According to Inspector Gen. Syafril Nursal, the provincial police chief, the victim was not a police informant.
“The farmer was not an auxiliary to the authorities in Poso, nor did he assist police. This cannot be tolerated and must be dealt with firmly,” Syafril said in a statement.
He said he had ordered members of the Tinombala task force, a joint police-army operation established in January 2016 to capture or kill MIT militants, to pursue the perpetrators.
“We do not want MIT to create chaos in the community. I also urge people to unite to against terrorism in Poso regency,” he said.
Meanwhile, investigators on Saturday discovered a video that has circulated online showing a man believed to be MIT leader Ali Kalora urging militants and supporters to attack security forces.

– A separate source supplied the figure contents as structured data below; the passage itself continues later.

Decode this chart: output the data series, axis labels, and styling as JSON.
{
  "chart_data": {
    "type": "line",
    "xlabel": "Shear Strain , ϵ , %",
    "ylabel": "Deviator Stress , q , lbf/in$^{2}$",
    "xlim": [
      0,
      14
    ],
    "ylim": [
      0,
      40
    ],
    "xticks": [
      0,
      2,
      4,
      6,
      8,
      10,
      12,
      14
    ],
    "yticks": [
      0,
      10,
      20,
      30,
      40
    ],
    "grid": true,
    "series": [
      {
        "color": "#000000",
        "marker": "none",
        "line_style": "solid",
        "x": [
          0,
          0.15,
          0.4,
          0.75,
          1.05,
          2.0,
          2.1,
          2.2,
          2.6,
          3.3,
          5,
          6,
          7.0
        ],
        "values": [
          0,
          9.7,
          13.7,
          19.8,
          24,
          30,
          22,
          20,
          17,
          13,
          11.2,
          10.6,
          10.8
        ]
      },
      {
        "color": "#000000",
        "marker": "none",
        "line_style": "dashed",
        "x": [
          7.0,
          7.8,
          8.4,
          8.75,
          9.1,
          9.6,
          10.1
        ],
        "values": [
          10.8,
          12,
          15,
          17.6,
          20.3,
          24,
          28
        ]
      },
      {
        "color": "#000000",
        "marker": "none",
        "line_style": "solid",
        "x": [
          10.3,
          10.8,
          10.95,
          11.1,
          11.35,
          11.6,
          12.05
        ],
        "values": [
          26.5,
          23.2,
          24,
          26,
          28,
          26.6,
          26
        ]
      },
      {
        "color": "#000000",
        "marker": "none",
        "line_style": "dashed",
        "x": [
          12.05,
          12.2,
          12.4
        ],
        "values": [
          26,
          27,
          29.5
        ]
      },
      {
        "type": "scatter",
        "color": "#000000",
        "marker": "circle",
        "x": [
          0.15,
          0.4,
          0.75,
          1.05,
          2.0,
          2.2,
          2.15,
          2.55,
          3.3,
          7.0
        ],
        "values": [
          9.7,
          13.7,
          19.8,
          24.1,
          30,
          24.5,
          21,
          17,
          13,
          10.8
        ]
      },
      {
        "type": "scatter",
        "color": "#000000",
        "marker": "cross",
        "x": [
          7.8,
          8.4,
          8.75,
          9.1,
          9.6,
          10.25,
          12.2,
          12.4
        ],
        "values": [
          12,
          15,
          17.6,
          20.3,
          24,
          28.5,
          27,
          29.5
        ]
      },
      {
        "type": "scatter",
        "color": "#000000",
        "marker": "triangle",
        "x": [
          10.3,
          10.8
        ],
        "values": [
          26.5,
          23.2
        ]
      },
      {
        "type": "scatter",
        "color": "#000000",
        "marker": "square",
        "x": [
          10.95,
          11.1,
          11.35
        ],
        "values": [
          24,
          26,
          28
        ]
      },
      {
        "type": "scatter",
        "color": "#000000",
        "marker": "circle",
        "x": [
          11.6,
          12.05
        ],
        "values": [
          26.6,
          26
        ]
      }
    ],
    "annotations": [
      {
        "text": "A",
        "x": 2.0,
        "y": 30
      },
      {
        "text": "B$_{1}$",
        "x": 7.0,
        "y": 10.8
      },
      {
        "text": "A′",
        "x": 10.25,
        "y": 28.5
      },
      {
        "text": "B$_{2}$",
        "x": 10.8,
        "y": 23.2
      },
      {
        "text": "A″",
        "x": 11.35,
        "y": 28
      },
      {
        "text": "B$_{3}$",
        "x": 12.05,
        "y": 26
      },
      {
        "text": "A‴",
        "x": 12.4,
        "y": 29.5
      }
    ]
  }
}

“Taghut [tyrants] will fall because of the coronavirus and the war in the near future,” the man in the video said. He warned people who help police that they would be killed.
“We will cut your necks, by God, if you don’t repent soon, God willing,” he said, according to the video seen by BenarNews.
The video shows the beheading of a man believed to be a farmer who was found dead earlier this month on a plantation in Poso Pesisir Utara.
“We are still investigating how the video could be spread. Because it is impossible for them to upload from the jungle, there must be someone who uploaded it in the village,” Poso police chief Adjunct Senior Commissioner Darno said.
He confirmed the video was made recently and the victim was identified as farmer Daeng Tapo.
Tapo was reported missing on April 4 after he was believed to have been kidnapped by MIT militants.
“The group is intentionally spreading fear with the video. That’s why we urge the public to remain calm and not respond to the video,” Darno said.
Meanwhile, the director of the Institute for Human Rights Studies and Development (LPS-HAM) in Central Sulawesi, Mohammad Affandi Zarkasi said claims that people had been killed by MIT for helping police must be investigated.
“How did the group know that the people they killed were police auxiliaries? Do they have informants that tip them off?” he told BenarNews.
Affandi said the Tinombala task force should not only focus on hunting MIT fighters, but also look for sympathizers who are in contact with the group.
“I suspect there are many MIT sympathizers in the villages who are not detected by the task force,” he said.
On April 15, police in Poso shot and killed two suspected MIT members who had wounded a police officer outside a bank.
Footage from a surveillance camera showed one of the men pointing a gun at the officer as he parked his motorcycle in front of the bank. The officer put up a fight, but one of the attackers shot him in the chest, while the other tried to seize his weapon.
Police chased the attackers who escaped on a motorbike and killed them in an ensuing gun battle, Didik said at the time.
Indonesia, The world’s largest Muslim-majority country, has been hit by a string of terrorist attacks in the past two decades, with more recent strikes being blamed on IS-affiliated militants.